In Response To The Caveman Diet
Thanks to one blogger's experiment with eating like our Paleolithic ancestors, the "Caveman Diet" has resurfaced. Over at Atlantic Life, Alesh Houdek describes how, after several weeks of eating nothing but meat, vegetables, nuts, eggs and fish, he lost weight and found himself feeling more energetic. One of the issues with the Paleo diet, as the author himself points out, is that it's dangerously similar to the Atkins Diet. Only, instead of avoiding bread and pasta because they're full of carbs, the dieter is meant to avoid these foods because they did not exist back when man ate only what he could hunt and gather. Theoretically, this is how we are "supposed" to eat, what our bodies are designed to digest.
Never mind the prickly questions of butter, salt and other cooking accoutrements. (Surely, cavemen didn't season their food and dairy is a no-no because it involves raising livestock, which is decidedly post-Paleo. And no booze? Nuts — and berries — to that.) The real problem with these protein-packed diets is that they require dieters to eat a lot to stave off hunger. In an era when we all know we should be eating less meat because the emissions associated with its production are killing the planet, it's counterintuitive to turn to a diet that will require you to eat tons of it to stay full. But I digress.
I conducted a little experiment of my own recently. I spent a month in Italy, during which time I resolved not restrict my diet at all. I ate like Italians, which involved daily doses of pasta, gelato and Negronis, much to my delight. Naturally, the pasta, always freshly made by some Italian mama or papa, came in "primi" portions — smaller than your average American pasta portion, but often big enough to not require "secondi." And afternoon ice cream cones came with just two small scoops. Gelato, unlike American ice cream, is made with whole milk instead of cream, and less sugar, which results is as much as two-thirds less fat than ice cream. Negronis usually clock in at roughly 160-190 calories. I often had two.

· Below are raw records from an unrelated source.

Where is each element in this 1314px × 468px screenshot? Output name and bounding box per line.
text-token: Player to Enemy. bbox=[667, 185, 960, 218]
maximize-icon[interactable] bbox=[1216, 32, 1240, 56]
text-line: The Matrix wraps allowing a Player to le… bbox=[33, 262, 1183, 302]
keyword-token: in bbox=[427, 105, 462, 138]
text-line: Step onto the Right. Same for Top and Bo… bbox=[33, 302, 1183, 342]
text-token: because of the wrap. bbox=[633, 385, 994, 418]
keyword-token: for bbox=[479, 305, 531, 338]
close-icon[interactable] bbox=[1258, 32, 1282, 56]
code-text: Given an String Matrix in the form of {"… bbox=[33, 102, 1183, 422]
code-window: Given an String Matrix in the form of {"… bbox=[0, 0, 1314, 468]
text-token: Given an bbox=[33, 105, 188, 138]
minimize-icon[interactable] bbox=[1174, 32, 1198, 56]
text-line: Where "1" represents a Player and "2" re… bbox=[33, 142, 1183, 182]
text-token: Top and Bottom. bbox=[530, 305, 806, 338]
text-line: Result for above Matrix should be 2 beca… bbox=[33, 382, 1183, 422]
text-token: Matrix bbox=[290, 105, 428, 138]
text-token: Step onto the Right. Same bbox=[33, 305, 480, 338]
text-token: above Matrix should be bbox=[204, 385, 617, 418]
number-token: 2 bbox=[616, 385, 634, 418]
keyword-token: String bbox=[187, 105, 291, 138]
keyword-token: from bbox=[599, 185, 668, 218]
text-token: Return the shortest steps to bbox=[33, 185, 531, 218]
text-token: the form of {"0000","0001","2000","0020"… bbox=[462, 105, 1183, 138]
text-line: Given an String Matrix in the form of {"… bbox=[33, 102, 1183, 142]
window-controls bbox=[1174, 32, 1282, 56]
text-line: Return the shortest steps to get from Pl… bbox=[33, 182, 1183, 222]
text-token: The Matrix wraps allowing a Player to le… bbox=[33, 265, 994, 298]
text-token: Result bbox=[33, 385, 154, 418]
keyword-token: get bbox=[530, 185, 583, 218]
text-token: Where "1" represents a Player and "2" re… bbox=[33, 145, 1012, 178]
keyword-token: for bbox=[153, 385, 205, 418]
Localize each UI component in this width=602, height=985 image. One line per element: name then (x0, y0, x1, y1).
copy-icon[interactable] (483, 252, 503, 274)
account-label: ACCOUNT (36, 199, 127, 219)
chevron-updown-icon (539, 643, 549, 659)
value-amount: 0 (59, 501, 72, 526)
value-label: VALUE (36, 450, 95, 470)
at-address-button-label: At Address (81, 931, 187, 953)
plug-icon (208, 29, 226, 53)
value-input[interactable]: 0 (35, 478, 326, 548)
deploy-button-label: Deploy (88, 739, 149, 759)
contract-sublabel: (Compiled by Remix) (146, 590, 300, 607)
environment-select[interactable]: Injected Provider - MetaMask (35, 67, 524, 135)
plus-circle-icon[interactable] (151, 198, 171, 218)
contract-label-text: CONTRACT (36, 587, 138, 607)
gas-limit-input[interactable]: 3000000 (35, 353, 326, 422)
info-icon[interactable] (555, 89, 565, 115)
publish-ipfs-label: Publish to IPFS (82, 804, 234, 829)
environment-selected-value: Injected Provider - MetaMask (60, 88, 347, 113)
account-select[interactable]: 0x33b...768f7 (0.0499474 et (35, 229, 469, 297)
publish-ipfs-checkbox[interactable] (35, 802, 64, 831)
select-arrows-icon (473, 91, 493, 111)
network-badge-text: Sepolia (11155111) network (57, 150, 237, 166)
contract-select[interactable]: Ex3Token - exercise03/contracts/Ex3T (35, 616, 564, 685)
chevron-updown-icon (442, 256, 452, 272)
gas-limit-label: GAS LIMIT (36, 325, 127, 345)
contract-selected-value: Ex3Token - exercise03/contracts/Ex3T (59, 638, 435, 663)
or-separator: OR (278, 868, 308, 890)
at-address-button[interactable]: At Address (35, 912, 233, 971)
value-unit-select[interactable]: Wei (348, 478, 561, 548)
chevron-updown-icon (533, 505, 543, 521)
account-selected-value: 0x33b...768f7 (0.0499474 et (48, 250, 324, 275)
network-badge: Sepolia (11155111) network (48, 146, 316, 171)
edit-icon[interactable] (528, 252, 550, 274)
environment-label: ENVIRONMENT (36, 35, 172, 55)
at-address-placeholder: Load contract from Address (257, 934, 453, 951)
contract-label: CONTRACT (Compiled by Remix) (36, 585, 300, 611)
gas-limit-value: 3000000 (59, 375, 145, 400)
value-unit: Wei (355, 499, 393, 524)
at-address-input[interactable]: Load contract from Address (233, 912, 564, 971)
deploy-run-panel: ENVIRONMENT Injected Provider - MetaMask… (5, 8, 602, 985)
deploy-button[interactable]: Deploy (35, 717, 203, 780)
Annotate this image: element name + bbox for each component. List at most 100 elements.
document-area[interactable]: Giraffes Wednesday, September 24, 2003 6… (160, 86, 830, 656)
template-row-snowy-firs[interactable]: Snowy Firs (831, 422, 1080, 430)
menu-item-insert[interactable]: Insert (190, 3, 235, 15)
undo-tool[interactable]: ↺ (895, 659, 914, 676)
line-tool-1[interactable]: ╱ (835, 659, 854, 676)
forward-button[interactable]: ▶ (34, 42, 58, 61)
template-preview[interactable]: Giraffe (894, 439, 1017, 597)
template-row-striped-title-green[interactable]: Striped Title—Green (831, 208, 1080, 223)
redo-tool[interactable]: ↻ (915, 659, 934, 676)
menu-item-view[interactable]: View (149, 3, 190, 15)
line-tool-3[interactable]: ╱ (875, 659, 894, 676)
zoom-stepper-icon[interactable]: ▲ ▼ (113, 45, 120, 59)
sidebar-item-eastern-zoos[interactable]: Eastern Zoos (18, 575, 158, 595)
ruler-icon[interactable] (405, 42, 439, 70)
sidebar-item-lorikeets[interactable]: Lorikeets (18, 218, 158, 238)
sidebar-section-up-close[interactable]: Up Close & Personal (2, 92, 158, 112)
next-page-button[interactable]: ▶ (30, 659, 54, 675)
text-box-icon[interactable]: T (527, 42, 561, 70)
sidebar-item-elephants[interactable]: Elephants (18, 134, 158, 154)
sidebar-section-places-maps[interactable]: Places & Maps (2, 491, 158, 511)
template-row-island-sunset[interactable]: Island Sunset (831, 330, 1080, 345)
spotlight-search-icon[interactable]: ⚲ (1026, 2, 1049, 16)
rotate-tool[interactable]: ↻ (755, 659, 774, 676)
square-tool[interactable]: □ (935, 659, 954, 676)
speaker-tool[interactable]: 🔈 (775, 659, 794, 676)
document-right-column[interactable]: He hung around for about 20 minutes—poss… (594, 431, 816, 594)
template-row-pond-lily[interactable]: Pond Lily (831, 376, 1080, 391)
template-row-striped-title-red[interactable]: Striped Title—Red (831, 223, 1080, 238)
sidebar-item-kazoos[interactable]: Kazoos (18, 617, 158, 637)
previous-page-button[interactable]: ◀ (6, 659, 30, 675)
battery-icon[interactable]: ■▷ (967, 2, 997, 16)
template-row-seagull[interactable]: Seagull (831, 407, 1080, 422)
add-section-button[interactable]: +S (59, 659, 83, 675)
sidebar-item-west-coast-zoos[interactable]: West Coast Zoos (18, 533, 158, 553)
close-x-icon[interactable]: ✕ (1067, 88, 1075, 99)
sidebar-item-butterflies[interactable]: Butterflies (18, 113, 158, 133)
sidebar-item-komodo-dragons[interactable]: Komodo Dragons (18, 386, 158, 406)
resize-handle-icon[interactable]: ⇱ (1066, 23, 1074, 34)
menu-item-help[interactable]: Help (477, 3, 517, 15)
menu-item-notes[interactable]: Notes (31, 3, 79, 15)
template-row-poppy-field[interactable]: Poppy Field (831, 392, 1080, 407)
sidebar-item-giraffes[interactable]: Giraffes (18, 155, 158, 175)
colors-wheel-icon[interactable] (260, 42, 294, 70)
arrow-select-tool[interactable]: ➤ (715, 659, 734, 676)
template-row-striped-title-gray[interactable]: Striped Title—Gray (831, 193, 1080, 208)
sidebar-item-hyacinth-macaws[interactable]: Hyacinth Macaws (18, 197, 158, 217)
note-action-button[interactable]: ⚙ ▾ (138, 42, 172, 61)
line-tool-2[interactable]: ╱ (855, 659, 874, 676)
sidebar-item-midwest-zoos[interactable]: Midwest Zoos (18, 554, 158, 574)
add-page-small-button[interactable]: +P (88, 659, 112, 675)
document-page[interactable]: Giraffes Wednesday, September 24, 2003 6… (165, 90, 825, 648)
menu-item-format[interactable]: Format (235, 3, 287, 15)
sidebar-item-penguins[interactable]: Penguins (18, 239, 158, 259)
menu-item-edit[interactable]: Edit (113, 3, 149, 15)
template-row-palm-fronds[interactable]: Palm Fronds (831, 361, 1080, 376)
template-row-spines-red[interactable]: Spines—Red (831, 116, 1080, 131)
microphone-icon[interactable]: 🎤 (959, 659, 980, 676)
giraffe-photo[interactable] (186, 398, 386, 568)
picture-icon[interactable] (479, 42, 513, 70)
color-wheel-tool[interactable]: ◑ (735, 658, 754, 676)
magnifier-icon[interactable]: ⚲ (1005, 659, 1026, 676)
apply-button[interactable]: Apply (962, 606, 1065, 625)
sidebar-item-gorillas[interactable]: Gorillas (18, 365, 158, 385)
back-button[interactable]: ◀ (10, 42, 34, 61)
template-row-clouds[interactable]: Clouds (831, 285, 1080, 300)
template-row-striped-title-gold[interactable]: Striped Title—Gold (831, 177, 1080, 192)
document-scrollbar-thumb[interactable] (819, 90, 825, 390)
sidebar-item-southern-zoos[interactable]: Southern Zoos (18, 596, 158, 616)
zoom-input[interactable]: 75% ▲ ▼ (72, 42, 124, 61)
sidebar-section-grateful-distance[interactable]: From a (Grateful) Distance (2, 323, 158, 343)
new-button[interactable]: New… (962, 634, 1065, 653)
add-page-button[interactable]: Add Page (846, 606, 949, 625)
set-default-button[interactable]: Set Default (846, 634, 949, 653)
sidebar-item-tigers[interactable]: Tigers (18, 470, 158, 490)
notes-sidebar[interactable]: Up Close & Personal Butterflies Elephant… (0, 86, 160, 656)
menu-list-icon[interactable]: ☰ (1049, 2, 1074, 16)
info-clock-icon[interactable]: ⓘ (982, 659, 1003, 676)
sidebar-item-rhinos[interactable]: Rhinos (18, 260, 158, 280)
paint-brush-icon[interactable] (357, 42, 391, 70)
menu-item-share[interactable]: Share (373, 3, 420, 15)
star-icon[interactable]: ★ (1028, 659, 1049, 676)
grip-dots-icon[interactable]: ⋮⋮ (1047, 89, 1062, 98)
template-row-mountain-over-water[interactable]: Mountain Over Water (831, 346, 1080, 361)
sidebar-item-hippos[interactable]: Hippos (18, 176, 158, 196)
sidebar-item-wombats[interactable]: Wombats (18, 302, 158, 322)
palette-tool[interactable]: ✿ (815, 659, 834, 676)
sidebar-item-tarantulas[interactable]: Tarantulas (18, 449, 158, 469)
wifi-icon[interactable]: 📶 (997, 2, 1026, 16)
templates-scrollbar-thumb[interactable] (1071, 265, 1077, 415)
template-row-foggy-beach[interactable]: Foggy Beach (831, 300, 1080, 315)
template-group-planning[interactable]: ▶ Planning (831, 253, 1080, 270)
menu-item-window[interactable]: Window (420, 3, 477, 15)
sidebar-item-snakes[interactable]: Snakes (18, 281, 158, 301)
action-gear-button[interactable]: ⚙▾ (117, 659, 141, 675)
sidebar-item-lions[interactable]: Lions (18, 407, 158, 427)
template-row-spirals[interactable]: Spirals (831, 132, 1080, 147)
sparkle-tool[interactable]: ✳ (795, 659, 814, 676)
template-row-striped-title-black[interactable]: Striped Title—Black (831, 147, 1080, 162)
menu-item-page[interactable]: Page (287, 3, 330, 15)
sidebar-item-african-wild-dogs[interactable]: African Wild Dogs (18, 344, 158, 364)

I'm not really in need of a weight-loss program, but I am a woman living in New York City and so I'm at least somewhat preoccupied with my weight. I've been known to gain six pounds after a single excessive meal. After a month of the Italian diet, I lost two. Not exactly a triumph of weight loss worthy of before-and-after photos, but who knows what I could have accomplished after two or three months of eating this way? Or if I'd added more exercise than hiking to the espresso bar everyday to the equation? Buon giorno, skinny jeans.
Time and again, research has shown that portion control and moderation are the most viable paths to weight loss. (I wrote the "Knack Calorie Counter Cookbook" a couple years ago, so I should know.) I'm not suggesting that daily portions of pasta and ice cream will make you thin; only that eating a in a sane and balanced way will keep you healthy and happy. And any diet that deprives its practitioners of aperitivo is truly barbaric.